Viele erinnern sich noch: Im Herbst 2023 trat nach einer heftigen stürmischen Wetterlage die Ostsee über die Ufer, setzte Gebäude unter Wasser, zerstörte das Mobiliar und auch so manchen Camper. Die Betroffenen dieses Ostseehochwassers erhielten trotz bestehender Elementarversicherung keine Entschädigung. Gemeinsam mit den Verbraucherzentralen aus dem Norden prüfen wir daher eine Sammelklage gegen Versicherer – um den Geschädigten zu ihrem Recht zu verhelfen.
Uns erreichen viele Nachfragen: Was genau wollen wir erreichen? Es geht uns um zwei Punkte.
Juristisch streiten wir um Folgendes: Die Versicherer lehnten eine Schadenregulierung mit Verweis auf die Risikoausschlussklausel ab: „Nicht versichert sind Schäden durch: Sturmflut.“ Das soll offenbar selbst für Versicherte mit Grundstücken über 30 km von der Ostsee entfernt gelten – etwa in Schleswig.
Gerichte sehen das differenzierter: Von einer Sturmflut könne laut dem Österreichischen Obergerichtshof nur bei einer „typischerweise gezeitengesteuerte(n) und windverstärkten(n) Hochwassererscheinung“ gesprochen werden - im konkreten Fall versuchte ein Versicherer, eine Sturmflut auf dem Wolfgangsee (?!) zu verorten (OGH, Urteil vom 29.3.2006 – 7 Ob 69/06g). Auch das Kammergericht Berlin entschied ähnlich zu einem Vorfall am Fluss Warnow (Urteil vom 26.7.2019 – 6 U 139/18). Vor diesem Hintergrund dürfte die Klausel für Durchschnittsversicherte nicht verständlich genug sein und damit gegen das Transparenzgebot verstoßen. Jedenfalls greift die Unklarheitenregel zulasten des Verwenders (§307 Absatz 1 Satz 1, 2 BGB sowie §305c Absatz 2 BGB).

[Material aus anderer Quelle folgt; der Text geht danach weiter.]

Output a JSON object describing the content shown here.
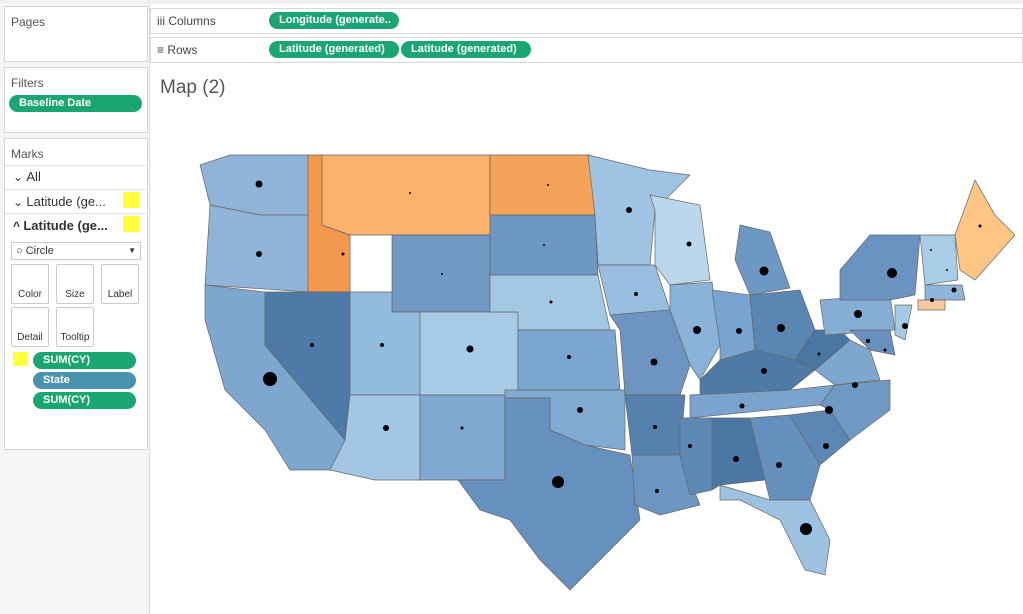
{
  "pages": {
    "title": "Pages"
  },
  "filters": {
    "title": "Filters",
    "pills": [
      "Baseline Date"
    ]
  },
  "marks": {
    "title": "Marks",
    "layers": [
      "All",
      "Latitude (ge...",
      "Latitude (ge..."
    ],
    "mark_type": "Circle",
    "buttons": [
      "Color",
      "Size",
      "Label",
      "Detail",
      "Tooltip"
    ],
    "fields": [
      "SUM(CY)",
      "State",
      "SUM(CY)"
    ]
  },
  "shelves": {
    "columns": {
      "label": "Columns",
      "pills": [
        "Longitude (generate.."
      ]
    },
    "rows": {
      "label": "Rows",
      "pills": [
        "Latitude (generated)",
        "Latitude (generated)"
      ]
    }
  },
  "sheet": {
    "title": "Map (2)"
  }
}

Ein Blick in die juristischen Kommentierungen zeigt, dass das keine Einzelmeinung ist. Das wollen wir nun gerichtlich klären.

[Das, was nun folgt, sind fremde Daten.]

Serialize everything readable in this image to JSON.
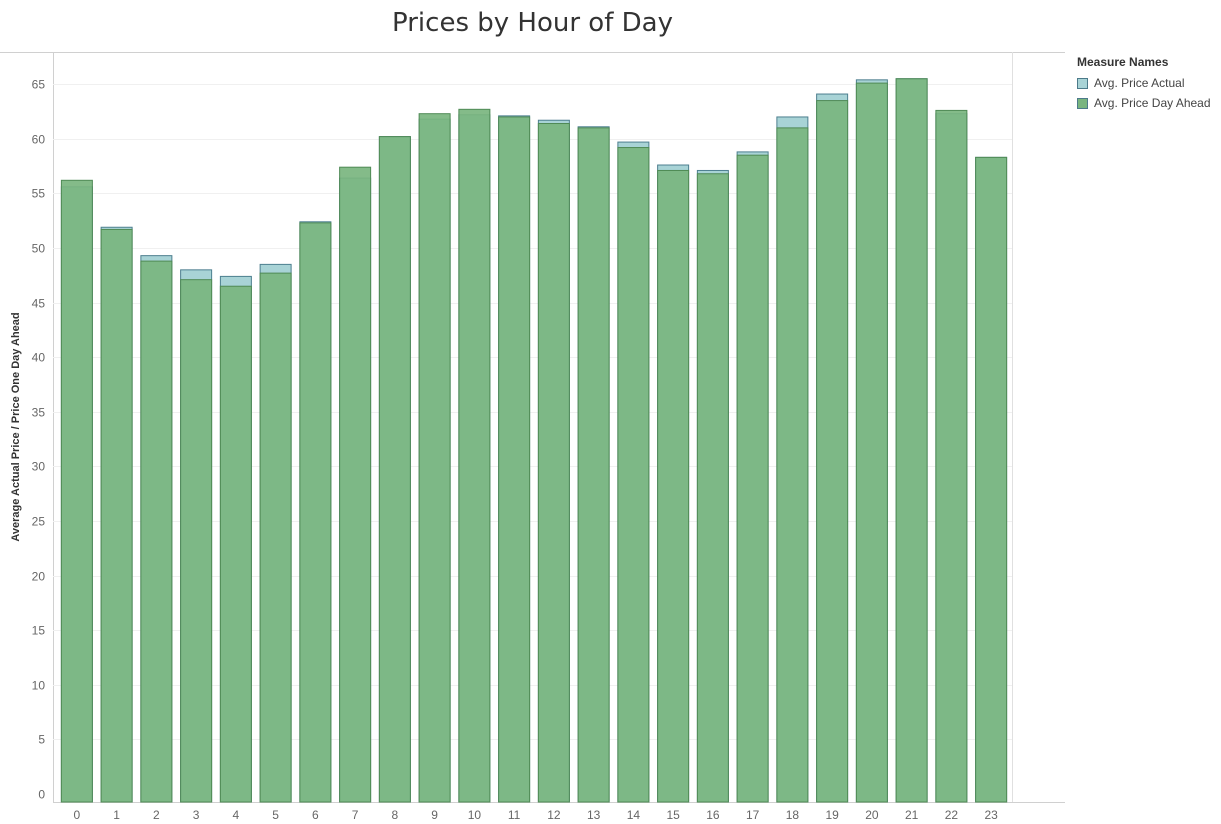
{
  "chart_data": {
    "type": "bar",
    "title": "Prices by Hour of Day",
    "xlabel": "",
    "ylabel": "Average Actual Price / Price One Day Ahead",
    "ylim": [
      0,
      69
    ],
    "yticks": [
      0,
      5,
      10,
      15,
      20,
      25,
      30,
      35,
      40,
      45,
      50,
      55,
      60,
      65
    ],
    "grid": true,
    "legend_placement": "right",
    "legend_title": "Measure Names",
    "categories": [
      "0",
      "1",
      "2",
      "3",
      "4",
      "5",
      "6",
      "7",
      "8",
      "9",
      "10",
      "11",
      "12",
      "13",
      "14",
      "15",
      "16",
      "17",
      "18",
      "19",
      "20",
      "21",
      "22",
      "23"
    ],
    "series": [
      {
        "name": "Avg. Price Actual",
        "color": "#a8d3d6",
        "values": [
          55.6,
          51.9,
          49.3,
          48.0,
          47.4,
          48.5,
          52.4,
          56.4,
          60.2,
          61.8,
          62.2,
          62.1,
          61.7,
          61.1,
          59.7,
          57.6,
          57.1,
          58.8,
          62.0,
          64.1,
          65.4,
          65.5,
          62.3,
          58.3
        ]
      },
      {
        "name": "Avg. Price Day Ahead",
        "color": "#79b57f",
        "values": [
          56.2,
          51.7,
          48.8,
          47.1,
          46.5,
          47.7,
          52.3,
          57.4,
          60.2,
          62.3,
          62.7,
          62.0,
          61.4,
          61.0,
          59.2,
          57.1,
          56.8,
          58.5,
          61.0,
          63.5,
          65.1,
          65.5,
          62.6,
          58.3
        ]
      }
    ]
  }
}
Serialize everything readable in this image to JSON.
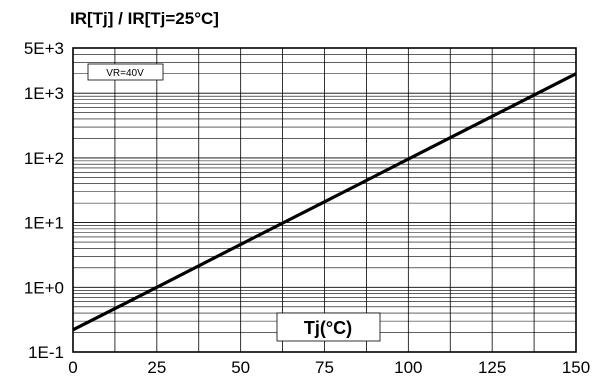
{
  "chart_data": {
    "type": "line",
    "title": "IR[Tj] / IR[Tj=25°C]",
    "xlabel": "Tj(°C)",
    "ylabel": "",
    "y_scale": "log",
    "grid": true,
    "xlim": [
      0,
      150
    ],
    "ylim": [
      0.1,
      5000
    ],
    "x_ticks": [
      0,
      25,
      50,
      75,
      100,
      125,
      150
    ],
    "x_tick_labels": [
      "0",
      "25",
      "50",
      "75",
      "100",
      "125",
      "150"
    ],
    "y_ticks": [
      0.1,
      1,
      10,
      100,
      1000,
      5000
    ],
    "y_tick_labels": [
      "1E-1",
      "1E+0",
      "1E+1",
      "1E+2",
      "1E+3",
      "5E+3"
    ],
    "annotations": [
      "VR=40V"
    ],
    "series": [
      {
        "x": [
          0,
          25,
          50,
          75,
          100,
          125,
          150
        ],
        "values": [
          0.22,
          1.0,
          4.6,
          21,
          96,
          440,
          2000
        ]
      }
    ]
  }
}
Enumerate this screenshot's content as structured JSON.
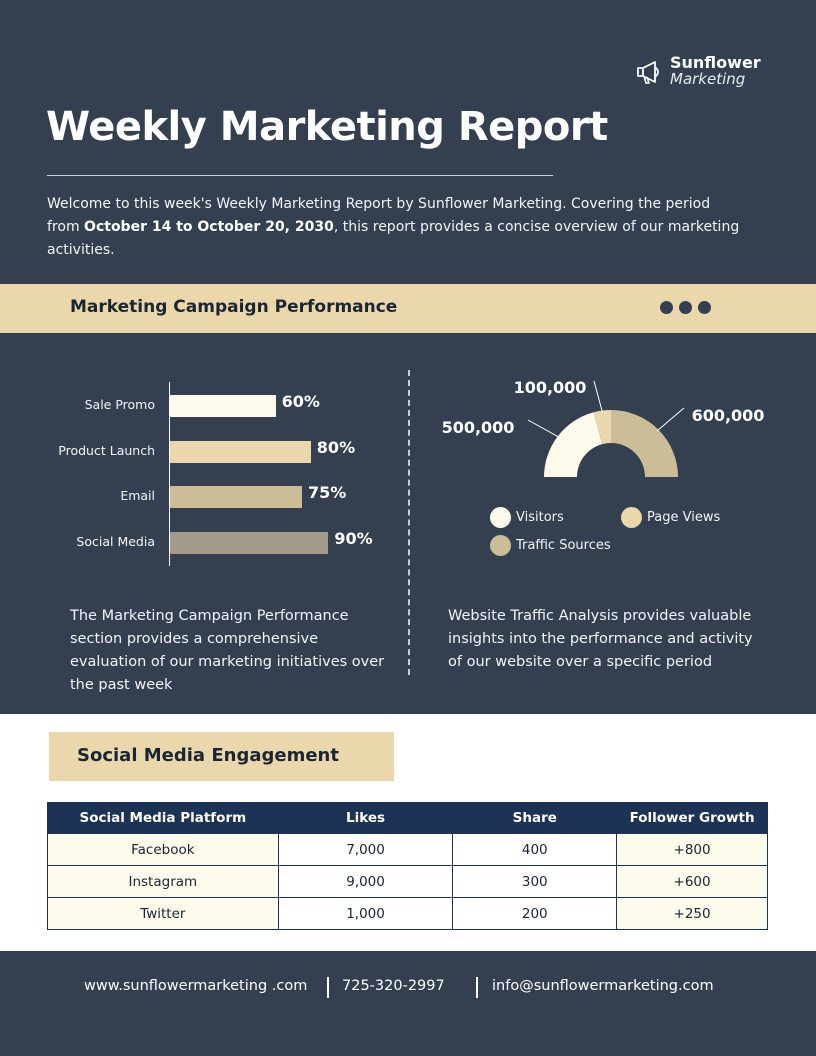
{
  "brand": {
    "name": "Sunflower",
    "sub": "Marketing",
    "icon": "megaphone-icon"
  },
  "title": "Weekly Marketing Report",
  "intro": {
    "part1": "Welcome to this week's Weekly Marketing Report by Sunflower Marketing. Covering the period from",
    "period": "October 14 to October 20, 2030",
    "part2": ", this report provides a concise overview of our marketing activities."
  },
  "campaign_section": {
    "title": "Marketing Campaign Performance",
    "description": "The Marketing Campaign Performance section provides a comprehensive evaluation of our marketing initiatives over the past week"
  },
  "traffic_section": {
    "description": "Website Traffic Analysis provides valuable insights into the performance and activity of our website over a specific period"
  },
  "colors": {
    "background": "#344050",
    "accent": "#ead8ac",
    "table_header": "#1c3355",
    "bars": [
      "#fdfaeb",
      "#ead8ac",
      "#cbbd98",
      "#a39b8b"
    ],
    "donut": [
      "#fdfaeb",
      "#ead8ac",
      "#cbbd98"
    ]
  },
  "chart_data": [
    {
      "type": "bar",
      "orientation": "horizontal",
      "categories": [
        "Sale Promo",
        "Product Launch",
        "Email",
        "Social Media"
      ],
      "values": [
        60,
        80,
        75,
        90
      ],
      "labels": [
        "60%",
        "80%",
        "75%",
        "90%"
      ],
      "xlim": [
        0,
        100
      ]
    },
    {
      "type": "pie",
      "style": "half-donut",
      "series": [
        {
          "name": "Visitors",
          "value": 500000,
          "label": "500,000"
        },
        {
          "name": "Page Views",
          "value": 100000,
          "label": "100,000"
        },
        {
          "name": "Traffic Sources",
          "value": 600000,
          "label": "600,000"
        }
      ],
      "legend": [
        "Visitors",
        "Page Views",
        "Traffic Sources"
      ]
    }
  ],
  "social": {
    "title": "Social Media Engagement",
    "headers": [
      "Social Media Platform",
      "Likes",
      "Share",
      "Follower Growth"
    ],
    "rows": [
      [
        "Facebook",
        "7,000",
        "400",
        "+800"
      ],
      [
        "Instagram",
        "9,000",
        "300",
        "+600"
      ],
      [
        "Twitter",
        "1,000",
        "200",
        "+250"
      ]
    ]
  },
  "footer": {
    "website": "www.sunflowermarketing .com",
    "phone": "725-320-2997",
    "email": "info@sunflowermarketing.com"
  }
}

Zum Zweiten geht es um einen Klassiker: Wie fair behandeln Versicherer ihre Kundinnen und Kunden - und wie viel gesellschaftliche Verantwortung übernehmen sie? Die Versicherungswirtschaft mit ihrem Lobbyverband GDV an der Spitze stellt sich in der Debatte um eine Pflichtversicherung bei Naturkatastrophen gegen eine weitreichende staatliche Lösung.
Ihr zentrales Argument: Jedermann könne sich freiwillig mit einer Elementarversicherung schützen. Dass die Versicherer damit nicht die potenziell apokalyptische Zerstörungskraft der Nordseefluten meinen, kann man sich noch denken. Aber jetzt sollen die Versicherten an der Ostsee erkennen, dass das auch für sie nicht gilt. Was ist der Unterschied zu den jüngsten Sturzfluten und Überschwemmungen im Südwesten und Süden Deutschlands?

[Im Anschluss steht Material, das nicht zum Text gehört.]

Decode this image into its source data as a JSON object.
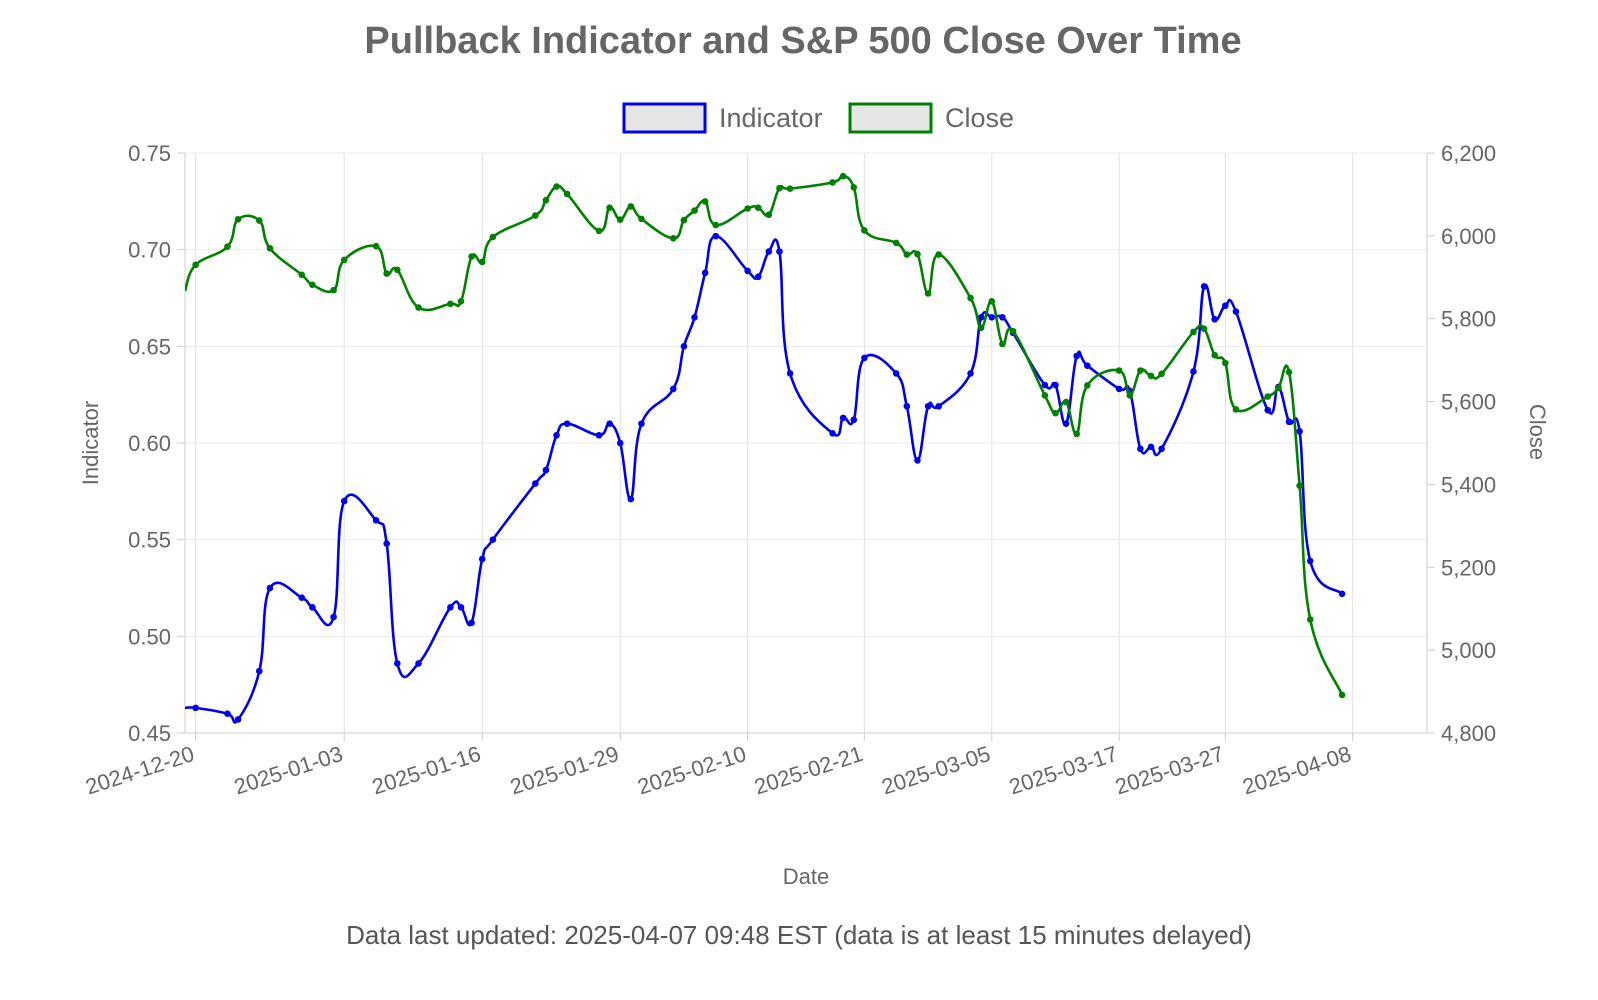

Dass ihr bedingungsmäßiger „Hochwasserschutz“ so durchlässig ist wie die alten Deiche vom Schimmelreiter Hauke Haien, haben einige Versicherer offenbar mittlerweile erkannt und die Sturmflutklauseln ergänzt. Jetzt gilt: Nicht versichert sind „Schäden durch Überschwemmung des Versicherungsgrundstückes durch Ausuferung von Nord- oder Ostsee“ – ergänzt um „oder Elbe“. Grüße gehen raus an die Bewohnerinnen und Bewohner, Betriebe und kommunalen Unternehmungen in Dresden, Magdeburg oder Wittenberg.
Das sollte auch Maklern und den versicherungsnehmenden Wirtschaftsunternehmen zu denken geben, die eine verpflichtende Lösung ablehnen. Denn es zeigt, wohin die Reise in Sachen Klimafolgenanpassung aus Sicht dieser Versicherer geht: Rette sich, wer kann. Und das müssen wir politisch klären.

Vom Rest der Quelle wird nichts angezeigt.